Usually, when an F1 team or driver has some sort of issue, their rivals will give a token comment about how it’s a shame for them before dishing out the standard sentiment of ‘that’s motorsport’.
However, Ferrari’s double car failure in qualifying at Hockenheim was such a tragic blow to the hopes of Sebastian Vettel and Charles Leclerc – who would probably have been fighting each other for pole position – that even Toto Wolff was keen to empathise with the Scuderia’s plight:
“It’s a shame for Ferrari, a shame for Sebastian at his home grand prix. We really need him here for the crowd and you can see that it’s a bit subdued at the moment. Ferrari really have an illness in there that they need to cure. It’s a shame because we need them for a strong championship.”

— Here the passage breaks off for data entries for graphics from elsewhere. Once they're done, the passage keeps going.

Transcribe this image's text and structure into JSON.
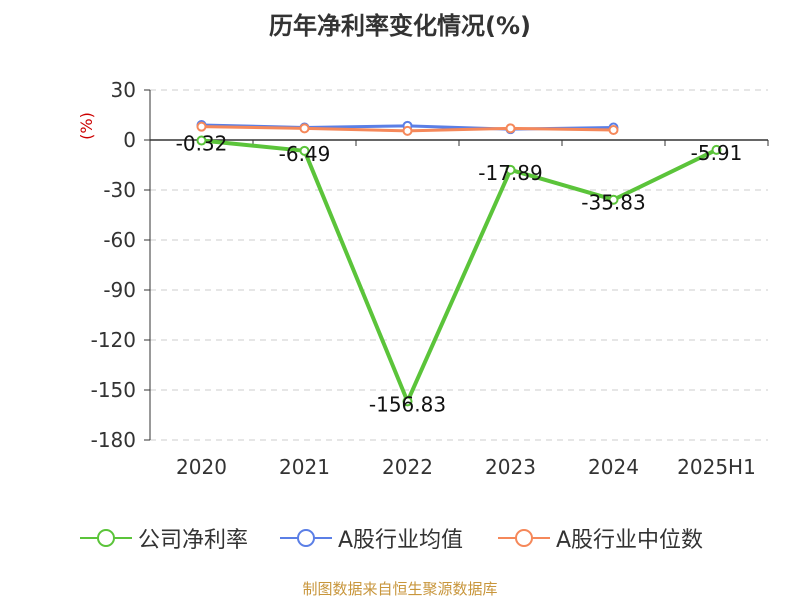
{
  "chart_data": {
    "type": "line",
    "title": "历年净利率变化情况(%)",
    "ylabel": "(%)",
    "categories": [
      "2020",
      "2021",
      "2022",
      "2023",
      "2024",
      "2025H1"
    ],
    "ylim": [
      -180,
      30
    ],
    "yticks": [
      30,
      0,
      -30,
      -60,
      -90,
      -120,
      -150,
      -180
    ],
    "grid": true,
    "legend_position": "bottom",
    "series": [
      {
        "name": "公司净利率",
        "color": "#5bc43a",
        "values": [
          -0.32,
          -6.49,
          -156.83,
          -17.89,
          -35.83,
          -5.91
        ],
        "labels": [
          "-0.32",
          "-6.49",
          "-156.83",
          "-17.89",
          "-35.83",
          "-5.91"
        ]
      },
      {
        "name": "A股行业均值",
        "color": "#5b7fe6",
        "values": [
          9.0,
          7.5,
          8.5,
          6.5,
          7.5,
          null
        ]
      },
      {
        "name": "A股行业中位数",
        "color": "#f5885a",
        "values": [
          8.0,
          7.0,
          5.5,
          7.0,
          6.0,
          null
        ]
      }
    ]
  },
  "footer": "制图数据来自恒生聚源数据库"
}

A shame for Leclerc and Vettel? Absolutely – whether their fuel system or turbo has a hissy fit is nothing to do with them at all. But for Ferrari? Ultimately, such reliability issues are their responsibility and these sort of things simply don’t happen with Mercedes, or even Red Bull, despite the potential pitfalls of the new relationship with Honda.
It’s not even the first time this season that reliability issues have cost Ferrari – Vettel had his qualifying ruined in Austria with an engine problem, and (yes, we’re sorry for bringing this up – here, have a tissue) Leclerc had certain victory snatched away in Bahrain with a faulty spark plug. It was a similar story in 2017, when Vettel was right in the hunt for the championship until a succession of car problems after the summer break all but ended his chances.
Throw in some of the confusion over team orders in the early races this year and the team seemingly forgetting to send Leclerc out for another qualifying lap in Monaco and it seems that operationally, Ferrari is in a bit of a quandary.
It almost makes it unsurprising that both drivers have made mistakes this year as they have to try and make up for the shortcomings of the team. Even Vettel, normally the very model of a team player when it comes to his public comments, said that he was feeling “pretty empty really, very bitter and disappointed” following qualifying.
As a top team with an incredible history and two very strong drivers, Ferrari should be feared. And yet at the moment, the only feeling being shown by its main rivals is one of pity.
Can Leclerc and Vettel turn things around in the race? With a safety car or two and a bit of rain, absolutely. But at the moment it seems like the only thing either has a chance of winning on Sunday is the Driver of the Day vote.